Dovetails have been ground into the front of the scales to mate up with the bolsters. The photo shows how they dovetail together.
The scales get clamped in place and holes drilled in the same manner as the front bolsters.
The back end of the scales get ground to match each other and ground at an angle to start the dovetails with the rear bolsters. The rear bolsters get dovetailed, clamped to the liners, and holes drilled just like the other parts.
You may have to get out your magnifying glass, but if you look very closely at the bottom corner of this liner, you will see a little black dot. That's what it looks like when you break off a tap in a hole when trying to cut threads into titanium. This doesn't happen to me very often anymore, but I used to just scrap the liner because that little piece was impossible to get out. I recently heard of a trick used by other knife makers when this happens to them.
Here's the trick. Acid! Titanium is stable and unaffected by acid, but the carbon steel tap isn't. This is the first time I've tried this trick, so my fingers were crossed when I dipped it into some ferric chloride.
It worked! After leaving the liner in the acid over night, the acid has eaten away the steel and left the titanium unscathed. I'll for sure have to remember this trick.
Here are all the handle parts assembled. Looks kind of "chunky" and uneven, but we'll take care of that right now.
After a few minutes on the grinder, all the parts are ground down to match the liners. Building my scales and bolsters this way, the handles are perfect mirror images of each other. There's nothing worse than dovetails that are a little bit off from each other.
I assembled the handle together and rounded over each side. I really like how this handle looks, and it feels very comfortable in the hand.
Confession time. While grinding the first blade, I made a fatal mistake and had to scrap the blade completely. It doesn't happen very often, but after throwing a little tantrum like a 2-year-old, I built a new blade and through the old one into the drawer of shame. Here is blade #2 after getting hollow ground. Looks much better now. Once I get the blade fit to the handle, I'll work on the blade finish. I don't want to get everything polished up at this point as inevitably it will get scratched and I'll have to start over.

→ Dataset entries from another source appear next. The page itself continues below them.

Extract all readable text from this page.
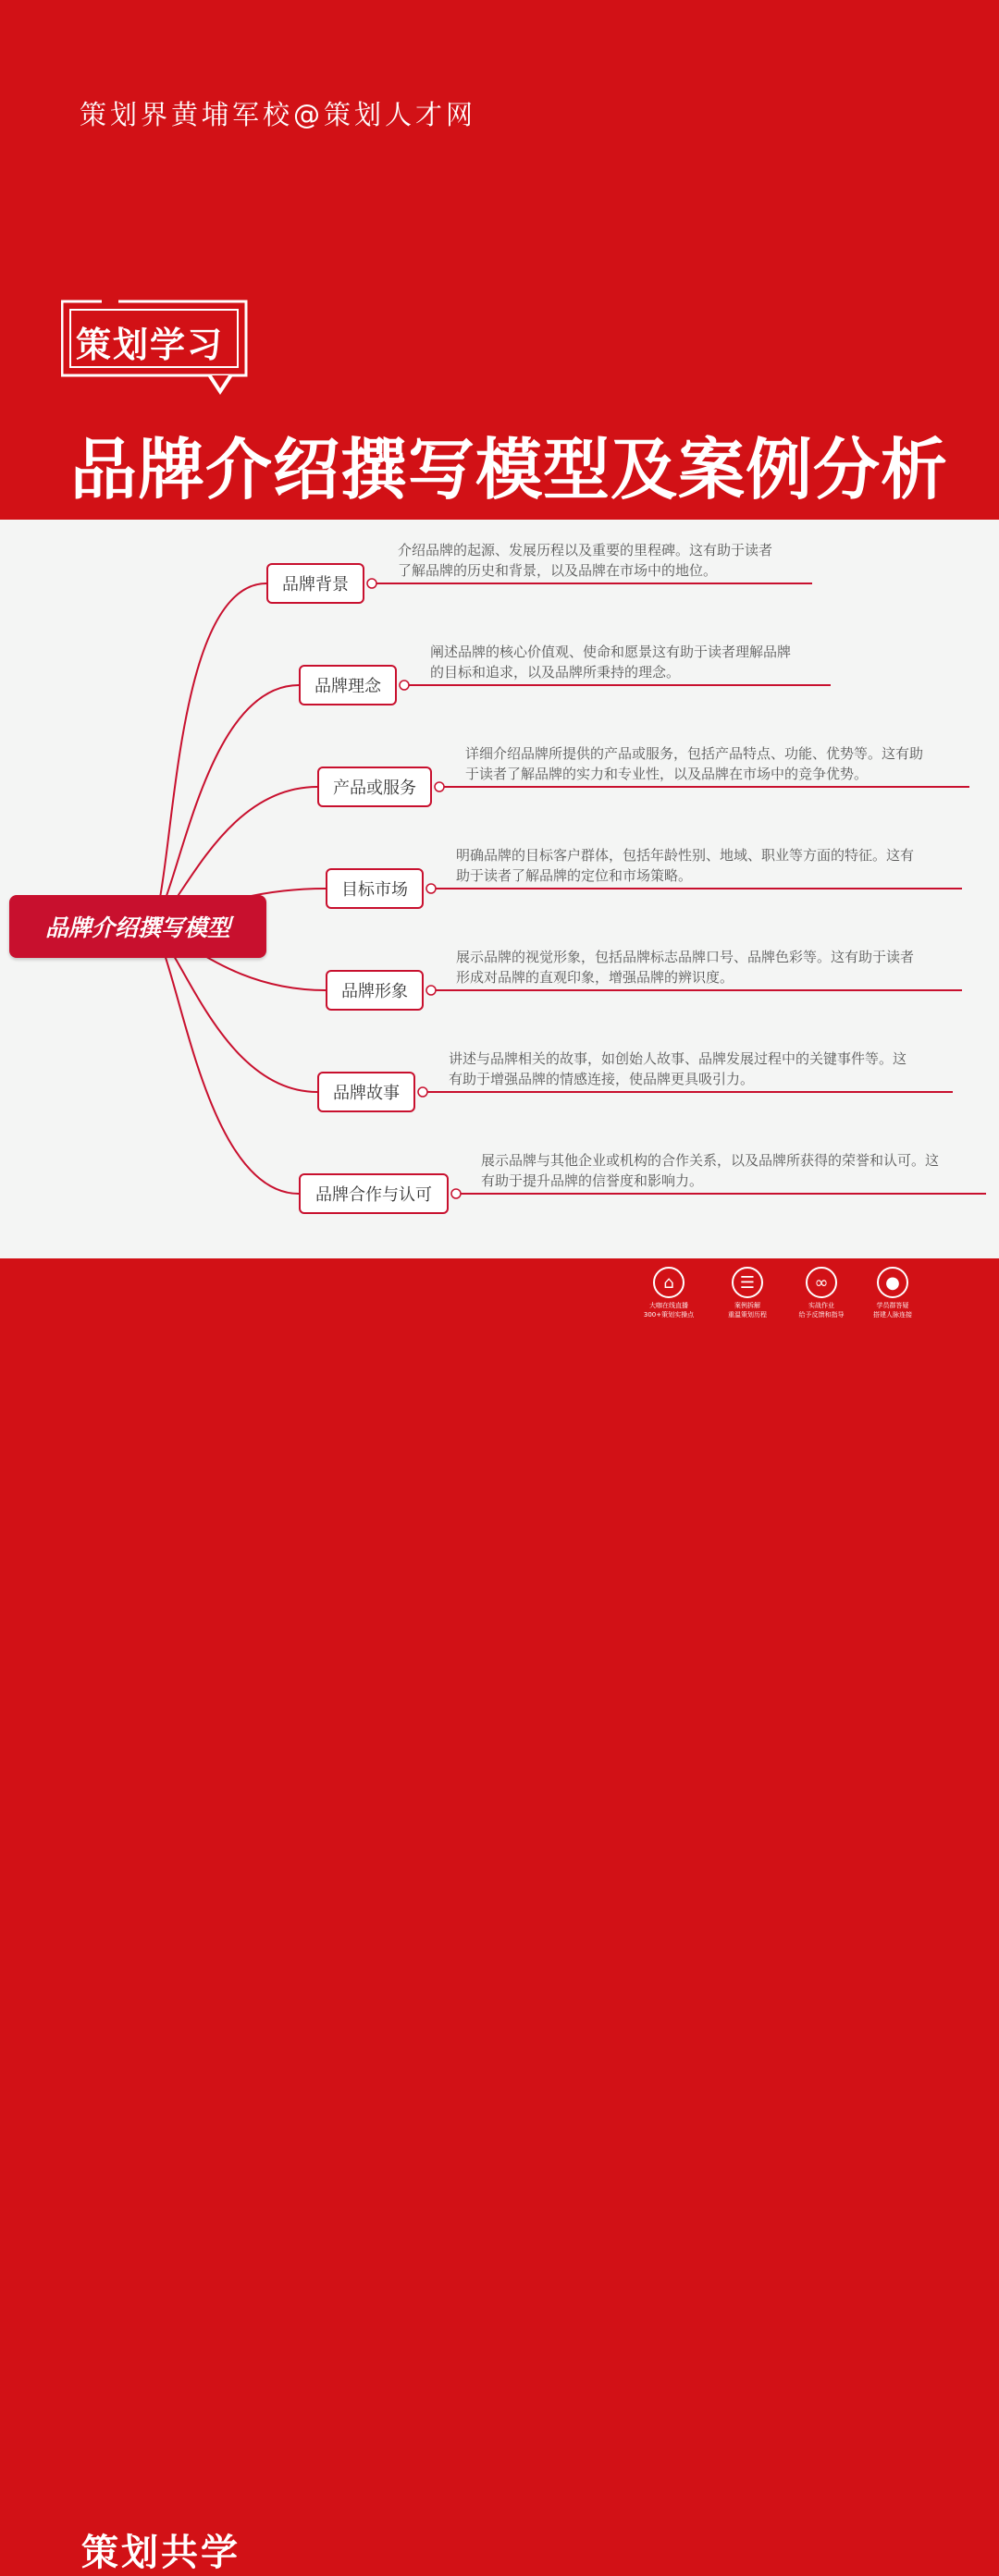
策划界黄埔军校@策划人才网
策划学习
品牌介绍撰写模型及案例分析
品牌介绍撰写模型
品牌背景
介绍品牌的起源、发展历程以及重要的里程碑。这有助于读者
了解品牌的历史和背景，以及品牌在市场中的地位。
品牌理念
阐述品牌的核心价值观、使命和愿景这有助于读者理解品牌
的目标和追求，以及品牌所秉持的理念。
产品或服务
详细介绍品牌所提供的产品或服务，包括产品特点、功能、优势等。这有助
于读者了解品牌的实力和专业性，以及品牌在市场中的竞争优势。
目标市场
明确品牌的目标客户群体，包括年龄性别、地域、职业等方面的特征。这有
助于读者了解品牌的定位和市场策略。
品牌形象
展示品牌的视觉形象，包括品牌标志品牌口号、品牌色彩等。这有助于读者
形成对品牌的直观印象，增强品牌的辨识度。
品牌故事
讲述与品牌相关的故事，如创始人故事、品牌发展过程中的关键事件等。这
有助于增强品牌的情感连接，使品牌更具吸引力。
品牌合作与认可
展示品牌与其他企业或机构的合作关系，以及品牌所获得的荣誉和认可。这
有助于提升品牌的信誉度和影响力。
策划共学
⌂
大咖在线直播
300+策划实操点
☰
案例拆解
重温策划历程
∞
实战作业
给予反馈和指导
●
学员群答疑
搭建人脉连接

Here is what the knife looked like when I knocked off on Saturday afternoon. The open position for the blade has been dialed in and the blade has been ground to the handle for a seamless fit. This is going to be a nice knife! I'm toying with the idea of going with a full mirror polish on the bolsters and the blade, but I haven't decided for sure. I like the looks of this knife enough that I might also leave the knife without any file work to embellish it. I'll toy with these two ideas throughout the week before I get back to the shop. Either way, this knife is sure to be a winner.
Thanks for tagging along with me on this new build. I hope you are enjoying your time spent here on the Robinson Edge.